I implement a classifier in python based on Negative Selection (Artificial Immune Systems) that classifies a dataset of transactions as either fraud (Class 1) or non-fraud (Class 0). The dataset is highly imbalanced so I use 5-Fold stratified cross validation and undersampling in the training data. For some reason I always get Recall=0, Precision=0 in Class 1 of Fold1, no matter how many times I run the script with different parameters. I get really good results on Folds 2,3,4,5. Does anyone know why is this happening only in Fold 1?
Example Output:
Details of Fold 1 Test Set:
Number of samples in Fold 1 Test Set: 3084
Class 0 samples in Fold 1: 2900
Class 1 samples in Fold 1: 184
Fold 1
Train Set Size Before Undersampling: 12336
Train Set Size After Undersampling: 1478
Test Set Size: 3084
Number of detectors generated: 737
Class 0: Precision = 0.9403
Class 0: Recall = 1.0000
Class 1: Precision = 0.0000
Class 1: Recall = 0.0000
AUPRC on Test Set: 0.5298
UndefinedMetricWarning: Precision is ill-defined and being set to 0.0 due to no predicted samples. Use zero_division parameter to control this behavior.
_warn_prf(average, modifier, msg_start, len(result))
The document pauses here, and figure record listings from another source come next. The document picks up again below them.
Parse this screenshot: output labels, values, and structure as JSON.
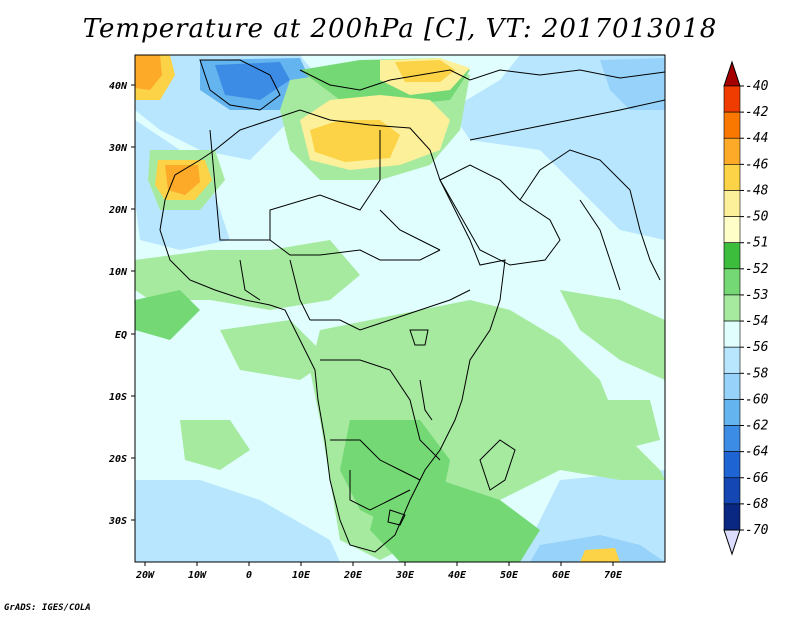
{
  "title": "Temperature at 200hPa [C], VT: 2017013018",
  "credit": "GrADS: IGES/COLA",
  "lon_labels": [
    "20W",
    "10W",
    "0",
    "10E",
    "20E",
    "30E",
    "40E",
    "50E",
    "60E",
    "70E"
  ],
  "lat_labels": [
    "40N",
    "30N",
    "20N",
    "10N",
    "EQ",
    "10S",
    "20S",
    "30S"
  ],
  "colorbar": {
    "labels": [
      "-40",
      "-42",
      "-44",
      "-46",
      "-48",
      "-50",
      "-51",
      "-52",
      "-53",
      "-54",
      "-56",
      "-58",
      "-60",
      "-62",
      "-64",
      "-66",
      "-68",
      "-70"
    ],
    "colors": [
      "#a50000",
      "#f03c00",
      "#fa7800",
      "#fcaa28",
      "#fcd246",
      "#fdf09a",
      "#fefec8",
      "#3cbd3c",
      "#74d874",
      "#a6eaa0",
      "#e0fefe",
      "#b8e6fe",
      "#96d2fa",
      "#64b4f0",
      "#3c8ce6",
      "#1e64d2",
      "#1446b4",
      "#0a2882",
      "#dcdcfe"
    ]
  }
}
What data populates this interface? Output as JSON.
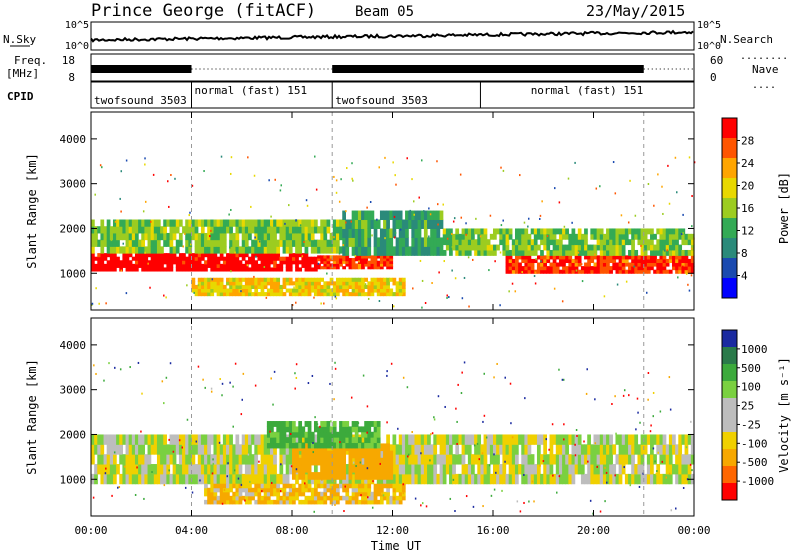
{
  "header": {
    "station": "Prince George (fitACF)",
    "beam": "Beam 05",
    "date": "23/May/2015"
  },
  "top_panels": {
    "nsky_label": "N.Sky",
    "nsky_ticks": [
      "10^5",
      "10^0"
    ],
    "nsearch_label": "N.Search",
    "nsearch_ticks": [
      "10^5",
      "10^0"
    ],
    "freq_label_line1": "Freq.",
    "freq_label_line2": "[MHz]",
    "freq_ticks": [
      "18",
      "8"
    ],
    "nave_label": "Nave",
    "nave_ticks": [
      "60",
      "0"
    ],
    "cpid_label": "CPID",
    "cpid_segments": [
      {
        "label": "twofsound 3503",
        "start": 0,
        "end": 4
      },
      {
        "label": "normal (fast) 151",
        "start": 4,
        "end": 9.6
      },
      {
        "label": "twofsound 3503",
        "start": 9.6,
        "end": 15.5
      },
      {
        "label": "normal (fast) 151",
        "start": 15.5,
        "end": 24
      }
    ]
  },
  "colorbars": {
    "power_title": "Power [dB]",
    "power_ticks": [
      "28",
      "24",
      "20",
      "16",
      "12",
      "8",
      "4"
    ],
    "power_colors": [
      "#ff0000",
      "#ff5500",
      "#ffa500",
      "#e8d800",
      "#9ccc20",
      "#33aa55",
      "#2a8a7a",
      "#1a4ab0",
      "#0000ff"
    ],
    "velocity_title": "Velocity [m s⁻¹]",
    "velocity_ticks": [
      "1000",
      "500",
      "100",
      "25",
      "-25",
      "-100",
      "-500",
      "-1000"
    ],
    "velocity_colors": [
      "#1a2aa0",
      "#2a7a4a",
      "#3caa3c",
      "#7ad040",
      "#bdbdbd",
      "#bdbdbd",
      "#f0d000",
      "#f7a800",
      "#ff6600",
      "#ff0000"
    ]
  },
  "x_axis": {
    "title": "Time UT",
    "ticks": [
      "00:00",
      "04:00",
      "08:00",
      "12:00",
      "16:00",
      "20:00",
      "00:00"
    ]
  },
  "y_axis": {
    "title": "Slant Range [km]",
    "ticks": [
      "4000",
      "3000",
      "2000",
      "1000"
    ]
  },
  "chart_data": [
    {
      "type": "heatmap",
      "title": "Power [dB]",
      "xlabel": "Time UT",
      "ylabel": "Slant Range [km]",
      "xlim": [
        0,
        24
      ],
      "ylim": [
        180,
        4600
      ],
      "zlim": [
        0,
        30
      ],
      "regions": [
        {
          "t0": 0.0,
          "t1": 9.0,
          "r0": 1050,
          "r1": 1450,
          "value": 30
        },
        {
          "t0": 9.0,
          "t1": 12.0,
          "r0": 1100,
          "r1": 1400,
          "value": 26
        },
        {
          "t0": 16.5,
          "t1": 24.0,
          "r0": 1000,
          "r1": 1400,
          "value": 26
        },
        {
          "t0": 0.0,
          "t1": 10.0,
          "r0": 1450,
          "r1": 2200,
          "value": 12
        },
        {
          "t0": 14.0,
          "t1": 24.0,
          "r0": 1400,
          "r1": 2000,
          "value": 12
        },
        {
          "t0": 4.0,
          "t1": 12.5,
          "r0": 500,
          "r1": 900,
          "value": 18
        },
        {
          "t0": 10.0,
          "t1": 14.0,
          "r0": 1400,
          "r1": 2400,
          "value": 8
        }
      ]
    },
    {
      "type": "heatmap",
      "title": "Velocity [m s⁻¹]",
      "xlabel": "Time UT",
      "ylabel": "Slant Range [km]",
      "xlim": [
        0,
        24
      ],
      "ylim": [
        180,
        4600
      ],
      "zlim": [
        -1000,
        1000
      ],
      "regions": [
        {
          "t0": 0.0,
          "t1": 24.0,
          "r0": 900,
          "r1": 2000,
          "value": 0
        },
        {
          "t0": 4.5,
          "t1": 12.5,
          "r0": 450,
          "r1": 900,
          "value": -100
        },
        {
          "t0": 8.0,
          "t1": 12.0,
          "r0": 1000,
          "r1": 1800,
          "value": -300
        },
        {
          "t0": 7.0,
          "t1": 11.5,
          "r0": 1700,
          "r1": 2300,
          "value": 150
        }
      ]
    }
  ]
}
Details of Fold 2 Test Set:
Number of samples in Fold 2 Test Set: 3084
Class 0 samples in Fold 2: 2900
Class 1 samples in Fold 2: 184
Fold 2
Train Set Size Before Undersampling: 12336
Train Set Size After Undersampling: 1478
Test Set Size: 3084
Number of detectors generated: 1475
Class 0: Precision = 0.9986
Class 0: Recall = 1.0000
Class 1: Precision = 1.0000
Class 1: Recall = 0.9783
AUPRC on Test Set: 0.9898
Details of Fold 3 Test Set:
Number of samples in Fold 3 Test Set: 3084
Class 0 samples in Fold 3: 2899
Class 1 samples in Fold 3: 185
Fold 3
Train Set Size Before Undersampling: 12336
Train Set Size After Undersampling: 1476
Test Set Size: 3084
Number of detectors generated: 2213
Class 0: Precision = 1.0000
Class 0: Recall = 1.0000
Class 1: Precision = 1.0000
Class 1: Recall = 1.0000
AUPRC on Test Set: 1.0000
Details of Fold 4 Test Set:
Number of samples in Fold 4 Test Set: 3084
Class 0 samples in Fold 4: 2899
Class 1 samples in Fold 4: 185
Fold 4
Train Set Size Before Undersampling: 12336
Train Set Size After Undersampling: 1476
Test Set Size: 3084
Number of detectors generated: 2951
Class 0: Precision = 1.0000
Class 0: Recall = 1.0000
Class 1: Precision = 1.0000
Class 1: Recall = 1.0000
AUPRC on Test Set: 1.0000
Details of Fold 5 Test Set:
Number of samples in Fold 5 Test Set: 3084
Class 0 samples in Fold 5: 2899
Class 1 samples in Fold 5: 185
Fold 5
Train Set Size Before Undersampling: 12336
Train Set Size After Undersampling: 1476
Test Set Size: 3084
Number of detectors generated: 3689
Class 0: Precision = 1.0000
Class 0: Recall = 1.0000
Class 1: Precision = 1.0000
Class 1: Recall = 1.0000
AUPRC on Test Set: 1.0000
Summary after Cross-Validation:
Number of clusters: 1476
Threshold: 1
Average number of detectors generated: 2213.00
Overall performance metrics averaged over folds:
- Precision: 0.8000
- Recall: 0.7957
- AUPRC: 0.9039
Total runtime: 2 min, 53 sec
I tried simple 5-fold cross validation and I get the same bad results in Fold 1.